As companies in the U.S. work to comply with laws such as the Foreign Corrupt Practices Act (FCPA), they often conduct internal investigations that rely, in part, on collecting information from employees, such as documents and emails. It’s all perfectly legal in the U.S., but it can quickly lead to potential conflict when in-house lawyers also have to navigate European Union regulations on data protection—laws that guard employee privacy, even for information stored on company computers and servers.

Now imagine a scenario in which that information is even harder to obtain. Such appears to be the case under the E.U.’s new data-protection proposal.

“Currently, one of the ways that in-house counsel manage this potential conflict of laws is obtaining genuinely voluntary employee consent,” says Jim Halpert, a partner in DLA Piper’s communications, e-commerce, and privacy practice in Washington, D.C. “The proposed [E.U.] regulation would declare employee consent—even if freely given—to be per se invalid.”

What that means, Halpert adds, is that the proposal “eliminates the most convenient way of gathering evidence for U.S. legal compliance purposes.”

At the same time, the proposal does not include an exception for the collection of data in order to comply with a non-E.U. member requirement. Essentially, says Halpert, companies would have to seek special permission from a member state, and there is no guarantee such a request would be approved.

The E.U. proposal is still years away from becoming law, and could still be clarified along the legislative approval path, says Halpert. But the way the proposal is currently written does raise the specter of “uncertainty in a critical situation,” he says.

Potential conflicts between compliance with U.S. law and with the E.U. data protection directive exist in the context of just about any investigation that requires the collection of data, says Sharie Brown, also a partner at DLA Piper, and co-chair of the firm’s FCPA, anti-corruption, and corporate compliance practice group. Those investigations are often related to potential violations of the FCPA, as well as possible financial fraud, procurement fraud, money laundering, and export control violations.

In the U.S., companies have much more latitude to investigate employee computers and documents. By contrast, in the E.U., “their laws are more restrictive, and they value the privacy of their employees”—even when employee information is stored on a company’s own network or devices.

Those restrictions can prove “very frustrating” for a company that is trying to conduct a comprehensive internal investigation—one that fulfills its fiduciary duty and meets the demands of U.S. regulators and law enforcement authorities, says Brown.

Americans and Europeans simply don’t see eye to eye in a few different ways. For one thing, says Steptoe & Johnson partner Stewart Baker, “there is a constant inclination on the part of [European] data protection authorities to believe that the U.S. government is a source of bad things in the world—particularly on privacy.”

“They’re always willing to believe the worst,” he adds.
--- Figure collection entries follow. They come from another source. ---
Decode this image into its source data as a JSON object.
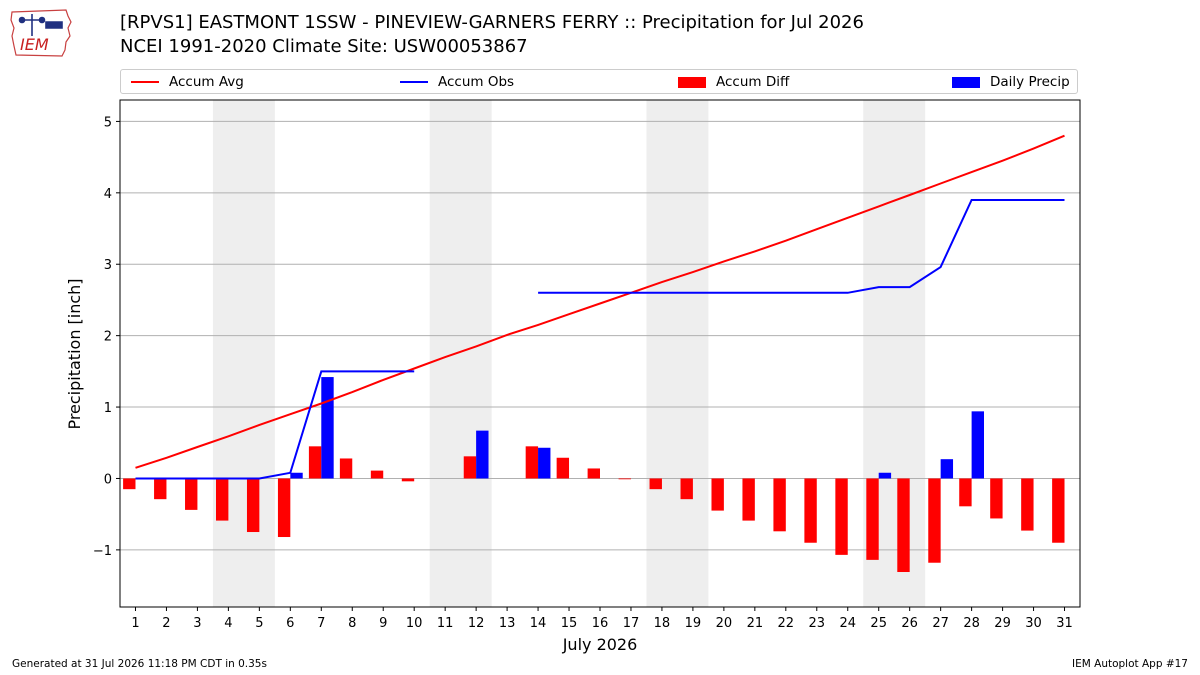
{
  "header": {
    "title_line1": "[RPVS1] EASTMONT 1SSW - PINEVIEW-GARNERS FERRY :: Precipitation for Jul 2026",
    "title_line2": "NCEI 1991-2020 Climate Site: USW00053867"
  },
  "logo": {
    "text": "IEM"
  },
  "footer": {
    "generated": "Generated at 31 Jul 2026 11:18 PM CDT in 0.35s",
    "app": "IEM Autoplot App #17"
  },
  "colors": {
    "accum_avg": "#ff0000",
    "accum_obs": "#0000ff",
    "accum_diff": "#ff0000",
    "daily_precip": "#0000ff",
    "weekend_shade": "#eeeeee",
    "grid": "#b0b0b0"
  },
  "legend": {
    "placement": "top, above plot, 4 columns",
    "items": [
      {
        "label": "Accum Avg",
        "kind": "line",
        "color": "#ff0000"
      },
      {
        "label": "Accum Obs",
        "kind": "line",
        "color": "#0000ff"
      },
      {
        "label": "Accum Diff",
        "kind": "patch",
        "color": "#ff0000"
      },
      {
        "label": "Daily Precip",
        "kind": "patch",
        "color": "#0000ff"
      }
    ]
  },
  "chart_data": {
    "type": "bar",
    "xlabel": "July 2026",
    "ylabel": "Precipitation [inch]",
    "xlim": [
      0.5,
      31.5
    ],
    "ylim": [
      -1.8,
      5.3
    ],
    "yticks": [
      -1,
      0,
      1,
      2,
      3,
      4,
      5
    ],
    "ytick_labels": [
      "−1",
      "0",
      "1",
      "2",
      "3",
      "4",
      "5"
    ],
    "grid": "horizontal",
    "x": [
      1,
      2,
      3,
      4,
      5,
      6,
      7,
      8,
      9,
      10,
      11,
      12,
      13,
      14,
      15,
      16,
      17,
      18,
      19,
      20,
      21,
      22,
      23,
      24,
      25,
      26,
      27,
      28,
      29,
      30,
      31
    ],
    "weekend_shading": [
      [
        3.5,
        5.5
      ],
      [
        10.5,
        12.5
      ],
      [
        17.5,
        19.5
      ],
      [
        24.5,
        26.5
      ]
    ],
    "series": [
      {
        "name": "Accum Avg",
        "type": "line",
        "color": "#ff0000",
        "values": [
          0.15,
          0.29,
          0.44,
          0.59,
          0.75,
          0.9,
          1.05,
          1.21,
          1.38,
          1.54,
          1.7,
          1.85,
          2.01,
          2.15,
          2.3,
          2.45,
          2.6,
          2.75,
          2.89,
          3.04,
          3.18,
          3.33,
          3.49,
          3.65,
          3.81,
          3.97,
          4.13,
          4.29,
          4.45,
          4.62,
          4.8
        ]
      },
      {
        "name": "Accum Obs",
        "type": "line",
        "color": "#0000ff",
        "values": [
          0.0,
          0.0,
          0.0,
          0.0,
          0.0,
          0.08,
          1.5,
          1.5,
          1.5,
          1.5,
          null,
          null,
          null,
          2.6,
          2.6,
          2.6,
          2.6,
          2.6,
          2.6,
          2.6,
          2.6,
          2.6,
          2.6,
          2.6,
          2.68,
          2.68,
          2.96,
          3.9,
          3.9,
          3.9,
          3.9
        ]
      },
      {
        "name": "Accum Diff",
        "type": "bar",
        "color": "#ff0000",
        "values": [
          -0.15,
          -0.29,
          -0.44,
          -0.59,
          -0.75,
          -0.82,
          0.45,
          0.28,
          0.11,
          -0.04,
          null,
          0.31,
          null,
          0.45,
          0.29,
          0.14,
          -0.01,
          -0.15,
          -0.29,
          -0.45,
          -0.59,
          -0.74,
          -0.9,
          -1.07,
          -1.14,
          -1.31,
          -1.18,
          -0.39,
          -0.56,
          -0.73,
          -0.9
        ]
      },
      {
        "name": "Daily Precip",
        "type": "bar",
        "color": "#0000ff",
        "values": [
          0,
          0,
          0,
          0,
          0,
          0.08,
          1.42,
          0,
          0,
          0,
          0,
          0.67,
          0,
          0.43,
          0,
          0,
          0,
          0,
          0,
          0,
          0,
          0,
          0,
          0,
          0.08,
          0,
          0.27,
          0.94,
          0,
          0,
          0
        ]
      }
    ]
  }
}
Second, a number of European countries view internal investigations differently from the U.S. They don’t all necessarily believe in “leaving no stone unturned in the search for evidence,” says Baker, former assistant secretary for policy at the U.S. Department of Homeland Security.

But across the pond, the U.S. government expects companies to investigate themselves extensively and “to be tough on employees,” says Baker. In turn, U.S. general counsel “have a pretty strong view of what it takes to do a thorough investigation,” he says. “You need to be able to persuade the U.S. government that you did everything necessary to get to the bottom of a problem.”

At present, conducting a thorough investigation that also complies with E.U. law can be more challenging—but it is doable, says Brown. Consulting with local counsel who are experts in a given country’s privacy laws is key, she says. Doing so allows companies both to avoid violating local laws, and to get through the technical hoops required in order to access employee information.

That process may take longer than it would in the U.S., says Brown, but “as a practical matter, I have not had a situation where an employee simply refused to make their laptop available, or participate in interviews” related to a company investigation.

While the future of the E.U.’s data-privacy rules is unclear, one thing is in sharp focus: counsel at multinational companies already have to clear compliance hurdles—sometimes conflicting ones—and there may be more on the horizon.